The painting “Kant Among Friends,” by Émile Derstling
Worldview Revolution
If bipolar disorder indeed existed, it would highlight a paradox: the idealism of the Enlightenment thinker is recognized as one of the greatest intellectual transformations ever to occur in humanity. The contribution of the founder of German classical philosophy to the theory of knowledge and metaphysics is compared to a paradigm shift in the understanding of the universe. In the evolution of worldviews, Immanuel Kant’s “Critique of Pure Reason” stands alongside Nicolaus Copernicus’s “Revolutions of the Celestial Spheres.” For the advancement of humanity, the works of the founder of classical idealism and the creator of the heliocentric system of the universe are milestones of equal importance.

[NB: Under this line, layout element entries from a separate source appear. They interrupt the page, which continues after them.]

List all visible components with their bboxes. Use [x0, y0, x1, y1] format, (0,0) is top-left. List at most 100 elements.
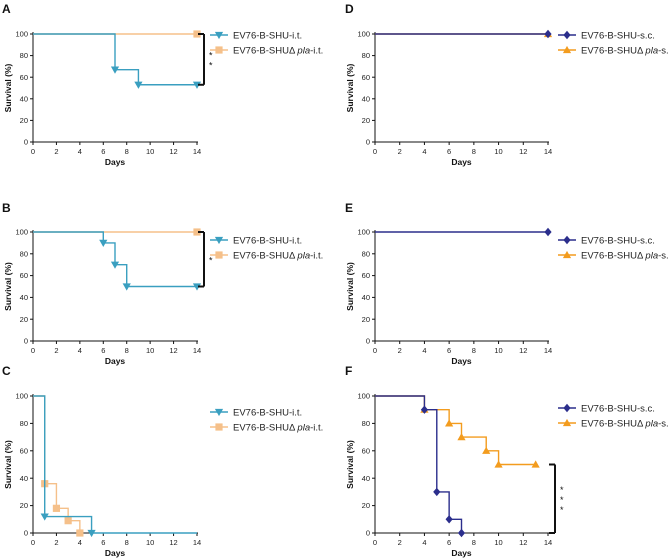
data-point [76, 529, 84, 537]
significance-label: * * * [560, 485, 564, 515]
x-tick-label: 4 [422, 147, 426, 156]
legend-marker [562, 418, 572, 427]
legend-entry: EV76-B-SHUΔ pla-s.c. [581, 250, 669, 261]
data-point [134, 81, 143, 89]
legend-marker [214, 408, 224, 417]
legend-marker [214, 236, 224, 245]
x-tick-label: 8 [125, 147, 129, 156]
panel-label: E [345, 201, 353, 215]
x-tick-label: 12 [519, 346, 527, 355]
y-tick-label: 60 [20, 73, 28, 82]
y-tick-label: 80 [362, 419, 370, 428]
y-tick-label: 100 [15, 392, 28, 401]
y-tick-label: 0 [366, 529, 370, 538]
y-tick-label: 20 [362, 315, 370, 324]
x-tick-label: 10 [494, 147, 502, 156]
x-tick-label: 2 [54, 147, 58, 156]
data-point [433, 487, 441, 497]
panel-a: A 0 2 4 6 8 10 12 14 0 20 40 60 80 100 Days Survival (%)… [2, 2, 323, 167]
data-point [110, 261, 120, 269]
y-tick-label: 40 [20, 94, 28, 103]
x-tick-label: 2 [398, 346, 402, 355]
x-tick-label: 12 [169, 346, 177, 355]
data-point [193, 30, 201, 38]
x-tick-label: 0 [373, 538, 377, 547]
panel-label: D [345, 2, 354, 16]
data-point [40, 513, 49, 521]
y-tick-label: 100 [357, 228, 370, 237]
x-axis-title: Days [451, 548, 472, 558]
y-tick-label: 20 [362, 116, 370, 125]
y-tick-label: 0 [24, 337, 28, 346]
data-point [494, 460, 503, 468]
y-tick-label: 0 [366, 138, 370, 147]
y-tick-label: 0 [366, 337, 370, 346]
data-point [193, 228, 201, 236]
series-line [33, 231, 197, 288]
y-axis-title: Survival (%) [3, 64, 13, 113]
data-point [52, 504, 61, 512]
x-tick-label: 10 [146, 346, 154, 355]
significance-label: * [209, 255, 213, 265]
legend-entry: EV76-B-SHUΔ pla-i.t. [233, 250, 323, 261]
y-tick-label: 100 [357, 30, 370, 39]
x-tick-label: 6 [101, 538, 105, 547]
legend-entry: EV76-B-SHU-s.c. [581, 235, 655, 246]
y-tick-label: 80 [362, 51, 370, 60]
y-tick-label: 20 [362, 501, 370, 510]
x-tick-label: 2 [398, 147, 402, 156]
x-tick-label: 2 [54, 538, 58, 547]
x-tick-label: 6 [101, 147, 105, 156]
y-tick-label: 100 [15, 228, 28, 237]
legend-marker [214, 31, 224, 40]
x-tick-label: 14 [193, 538, 201, 547]
x-tick-label: 14 [544, 147, 552, 156]
legend-entry: EV76-B-SHUΔ pla-i.t. [233, 422, 323, 433]
legend-entry: EV76-B-SHUΔ pla-s.c. [581, 45, 669, 56]
legend-entry: EV76-B-SHU-i.t. [233, 235, 302, 246]
legend-marker [215, 423, 223, 431]
panel-c: C 0 2 4 6 8 10 12 14 0 20 40 60 80 100 Days Survival (%)… [2, 364, 323, 558]
x-tick-label: 14 [193, 346, 201, 355]
y-tick-label: 40 [362, 94, 370, 103]
data-point [99, 239, 108, 247]
x-tick-label: 2 [398, 538, 402, 547]
x-tick-label: 12 [169, 147, 177, 156]
data-point [482, 446, 491, 454]
data-point [544, 227, 552, 237]
y-tick-label: 60 [362, 446, 370, 455]
panel-label: B [2, 201, 11, 215]
x-tick-label: 14 [193, 147, 201, 156]
x-tick-label: 0 [31, 147, 35, 156]
y-tick-label: 60 [20, 271, 28, 280]
y-tick-label: 20 [20, 315, 28, 324]
data-point [64, 517, 72, 525]
x-tick-label: 0 [373, 346, 377, 355]
y-axis-title: Survival (%) [345, 440, 355, 489]
x-tick-label: 6 [447, 346, 451, 355]
y-tick-label: 80 [362, 249, 370, 258]
data-point [192, 81, 202, 89]
x-tick-label: 12 [519, 147, 527, 156]
x-axis-title: Days [105, 356, 126, 366]
y-tick-label: 40 [362, 474, 370, 483]
x-tick-label: 12 [169, 538, 177, 547]
x-axis-title: Days [105, 548, 126, 558]
y-tick-label: 60 [20, 446, 28, 455]
legend-marker [563, 235, 571, 245]
data-point [87, 529, 96, 538]
panel-label: C [2, 364, 11, 378]
x-tick-label: 8 [125, 346, 129, 355]
y-tick-label: 0 [24, 529, 28, 538]
x-tick-label: 4 [78, 346, 82, 355]
legend-marker [563, 30, 571, 40]
x-tick-label: 10 [494, 538, 502, 547]
data-point [445, 515, 453, 524]
legend-entry: EV76-B-SHU-i.t. [233, 30, 302, 41]
legend-entry: EV76-B-SHU-s.c. [581, 403, 655, 414]
x-axis-title: Days [105, 157, 126, 167]
data-point [457, 528, 466, 538]
y-tick-label: 60 [362, 73, 370, 82]
y-tick-label: 100 [357, 392, 370, 401]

To summarize Kant’s philosophy, we can distill his conclusions into this essence: the thinker of the modern era regarded reason as the source of morality, and his doctrine as a compromise between rational and sensory knowledge. The main ideas of Immanuel Kant are recorded in the field of epistemology (from the Greek episteme – “knowledge,” logos – “study”). The scholar explored knowledge as a scientific category: his philosophical system was built on examining the origins, limits, and laws of cognitive activity. In two distinct periods of Immanuel Kant’s philosophy—pre-critical and critical—the German scholar engaged with various disciplines and issues: he transitioned from natural sciences and natural philosophy to contemplating freedom and morality. Throughout his life, his studies encompassed history, law, astronomy, and religion, in addition to ethics, aesthetics, and political theory (the philosopher provided grounds to consider himself both a theologian and an agnostic).
Perpetual Peace
Here are how relevant themes of war, freedom, and rights are reflected in the quotes of Immanuel Kant: “The highest moral good cannot be achieved through the moral improvement of an individual—it requires a system of people united as a whole”; “The greatest evils of cultured nations are not the consequences of destructive wars, but the constant preparations for them—such a future robs states of the fruits of civilization and the resources that could serve their development”; “While freedom is being severely attacked in many places, and the increasing demands on citizens are justified by security considerations, people must have the right to openly express disagreement with state regulations that they perceive as unjust toward society”; “The freedom of the printed word is the only sacred safeguard of the rights of the people.”
Believing that injustice is the root cause of military conflicts, the author of the imperative “Do not do to others what you would not want done to yourself” taught humanity moral improvement and opposed the “right of the strong” in relations between countries. In his later years, the proponent of scientific racism (for which he faced criticism from contemporaries) condemned European colonialism and rejected racial hierarchies. The man who referred to space and time as “forms of intuition” and “objects of experience” envisioned the culmination of world history in “perpetual peace,” which would be achieved through an equal union of nations (international cooperation) and universal democracy. “Of course, perpetual peace as the ultimate goal of international law is a utopian idea,” the scholar reflected, “but the political principles that would allow us to bring it closer are entirely feasible.”